Amada familia:
Hoy he decidido morir. Mi vida es un absurdo. Sólo Dios sabe cuanto tiempo llevo postrado en esta cama en la que cada día voy dejando trozos de mí entre las sábanas. No tiene ningún caso seguir adelante. Tú sabes, querida Silvia, que como esposo no soy más que una inmensa carga que no mereces sufrir más.
Este dolor por Andrés, nuestro Andrés, asesinado en esa aberrante guerra entre los Estados Unidos y Bin Laden... ¡¿Qué tenías que hacer ahí, hijo mío?! Peleando por una querella, por un país, por unos ideales, por una causa, que no te corresponden. Ay Andresito, ¡qué temprano te me fuiste! Eras tan sólo un niño cuando saliste de casa, ¡catorce años! Por José, el hijo del herrero, supe que casi te ahogas cruzando el Río Bravo. Si vieras que vacío se siente el no haberte despedido y el no tener ni siquiera un cuerpo que enterrar. Los gringos te enviaron a mí, convertido en un número y una medalla de honor. ¡Qué espanto! Te equivocaste de batalla, al igual que yo, que nunca pude darte lo necesario para que no te fueras.

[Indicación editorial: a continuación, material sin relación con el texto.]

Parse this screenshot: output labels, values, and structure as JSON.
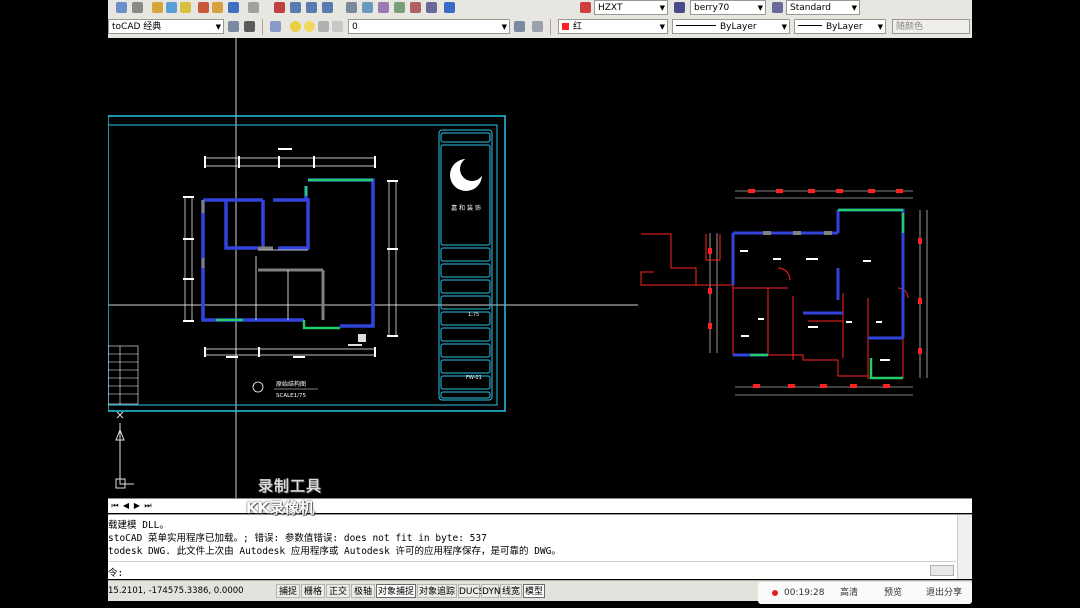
{
  "toolbar": {
    "workspace": "toCAD 经典",
    "layer": "0",
    "text_style": "HZXT",
    "dim_style": "berry70",
    "table_style": "Standard",
    "color": "红",
    "linetype": "ByLayer",
    "lineweight": "ByLayer",
    "plot_style": "随颜色"
  },
  "colors": {
    "toolbar_bg": "#e8e6e1",
    "frame": "#27c4e6",
    "wall": "#3344dd",
    "window": "#22cc66",
    "dim": "#ffffff",
    "red": "#ff2222",
    "record": "#e02020"
  },
  "drawing": {
    "plan_title": "原始结构图",
    "plan_scale": "SCALE1/75",
    "titleblock_scale": "1:75",
    "titleblock_no": "FW-01",
    "company": "嘉 和 装 饰"
  },
  "command": {
    "lines": [
      "载建模 DLL。",
      "stoCAD 菜单实用程序已加载。; 错误: 参数值错误: does not fit in byte: 537",
      "todesk DWG.   此文件上次由 Autodesk 应用程序或 Autodesk 许可的应用程序保存，是可靠的 DWG。"
    ],
    "prompt": "令:"
  },
  "status": {
    "coords": "15.2101, -174575.3386, 0.0000",
    "buttons": [
      "捕捉",
      "栅格",
      "正交",
      "极轴",
      "对象捕捉",
      "对象追踪",
      "DUCS",
      "DYN",
      "线宽",
      "模型"
    ],
    "active": [
      "对象捕捉",
      "模型"
    ]
  },
  "recorder": {
    "time": "00:19:28",
    "quality": "高清",
    "preview": "预览",
    "exit_share": "退出分享"
  },
  "watermark": {
    "line1": "录制工具",
    "line2": "KK录像机"
  }
}
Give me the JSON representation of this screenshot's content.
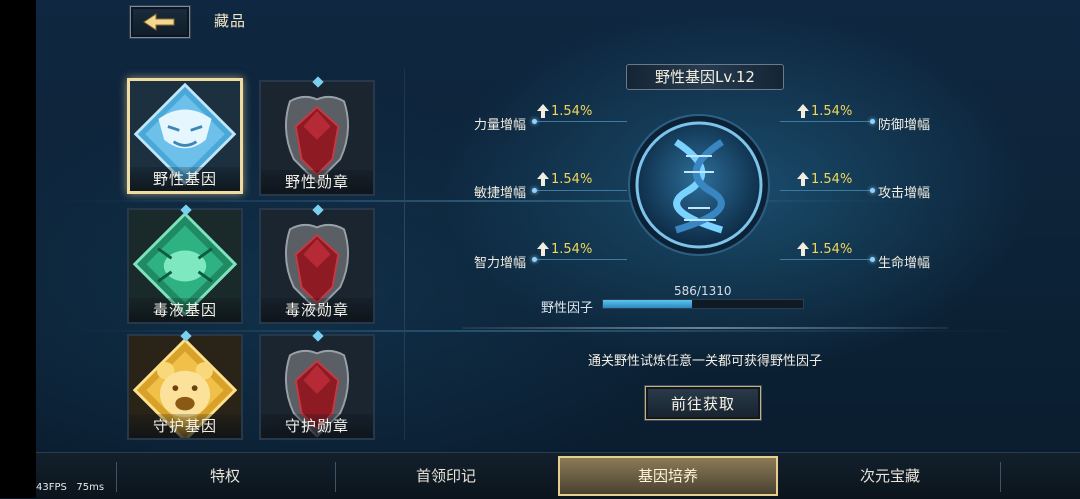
{
  "header": {
    "title": "藏品"
  },
  "cards": [
    {
      "label": "野性基因",
      "selected": true,
      "icon": "tiger-gene-icon"
    },
    {
      "label": "野性勋章",
      "selected": false,
      "icon": "red-medal-icon"
    },
    {
      "label": "毒液基因",
      "selected": false,
      "icon": "venom-gene-icon"
    },
    {
      "label": "毒液勋章",
      "selected": false,
      "icon": "red-medal-icon"
    },
    {
      "label": "守护基因",
      "selected": false,
      "icon": "bear-gene-icon"
    },
    {
      "label": "守护勋章",
      "selected": false,
      "icon": "red-medal-icon"
    }
  ],
  "gene": {
    "title": "野性基因Lv.12",
    "stats_left": [
      {
        "name": "力量增幅",
        "value": "1.54%"
      },
      {
        "name": "敏捷增幅",
        "value": "1.54%"
      },
      {
        "name": "智力增幅",
        "value": "1.54%"
      }
    ],
    "stats_right": [
      {
        "name": "防御增幅",
        "value": "1.54%"
      },
      {
        "name": "攻击增幅",
        "value": "1.54%"
      },
      {
        "name": "生命增幅",
        "value": "1.54%"
      }
    ],
    "factor_label": "野性因子",
    "factor_value": "586/1310",
    "factor_progress": 0.447,
    "hint": "通关野性试炼任意一关都可获得野性因子",
    "go_button": "前往获取"
  },
  "tabs": [
    {
      "label": "特权",
      "active": false
    },
    {
      "label": "首领印记",
      "active": false
    },
    {
      "label": "基因培养",
      "active": true
    },
    {
      "label": "次元宝藏",
      "active": false
    }
  ],
  "fps": "43FPS",
  "ms": "75ms",
  "colors": {
    "accent_gold": "#e6cf8e",
    "stat_value": "#f4d65a",
    "progress": "#5cc4ee"
  }
}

Ahora soy yo el que se marcha, ya nada tengo que hacer aquí. Las palabras se me escapan. Vuelan como mis hermanos, mis amigos, se van hasta perderse en el horizonte y mientras más se alejan, más silentes van en su despido.
Hoy voy a morir y a ti, Silvia, te libero de estos 52 años de yugo. Juro que no volveré a molestarte más.
Hasta nunca, (firma) Filiberto Rayón.
–¡Joven Pedro! ¡Joven Pedro! ¡Córrale que algo le pasa a su papá! –Gritó Juana.
Al entrar Pedro a la habitación detuvo el paso y su rostro quedó petrificado al ver a su madre cerrando los ojos de don Filiberto.
–¡Mamá! ¡Mamá! ¿Qué ha pasado? Mi padre... ¿ha muerto?
Doña Carlota, aprisionando contra su regazo a su hijo, le respondió:
–Si hijo, tu padre ha fallecido. Ten, dejó esta carta. Entérate por ti mismo.
–Pedro la leyó de inmediato e intrigado, con mucha confusión, sin entender lo que su padre había escrito, cuestionó a su madre:
–Pero, ¿qué es esto? ¿De qué está hablando? ¿Quiénes son Silvia y Andrés? ¡Mi papá se suicidó!
Doña Carlota asintió con la cabeza: –Sí Pedro, tu papá se acaba de tragar el bote completo de pastillas.
–¡No puede ser! –dijo sollozando y continuó–, ¿y quién es la mujer y el tal Andrés, el hijo que menciona en esta carta?
Titubeante, con los ojos arrugados, viendo más allá de la ventana, rebosando de celos y coraje, mintió:
–No deben ser nadie. El Alzheimer ya estaba muy avanzado y tu padre vivía en otra realidad. De un tiempo para acá, todo lo que decía era ficticio. Hasta mi nombre llegó a olvidar. Yo que lo cuide más de la mitad de su vida.
–Ay, mamá... ¿ahora que vamos a hacer?
–Anda, hijo. Sé fuerte. Llama a tu tío José Alfredo y a tus hermanos. Diles que vengan cuanto antes.
Al salir Pedro del cuarto, doña Carlota acercó su oído a la boca de don Filiberto y sintió como todavía respiraba, casi imperceptiblemente. Quizá podría aún salvarlo, pero esta vez no volvería a llevarle la contraria. Él siempre le había ordenado que respetara sus decisiones y eso era exactamente lo que pensaba hacer.
Finalmente, doña Carlota confirmaba el secreto de su doble vida; pero qué le iba ya a importar a Filiberto si a la mujer a la que le dedicaba esa mirada llena de amor, de bondad, de infinito agradecimiento era a Silvia, a quien veía a través de los ojos de Carlota. Silvia, la mujer que tanto amó y a la que aferrado a su mano, ahora le daba el valor suficiente para exhalar el último suspiro.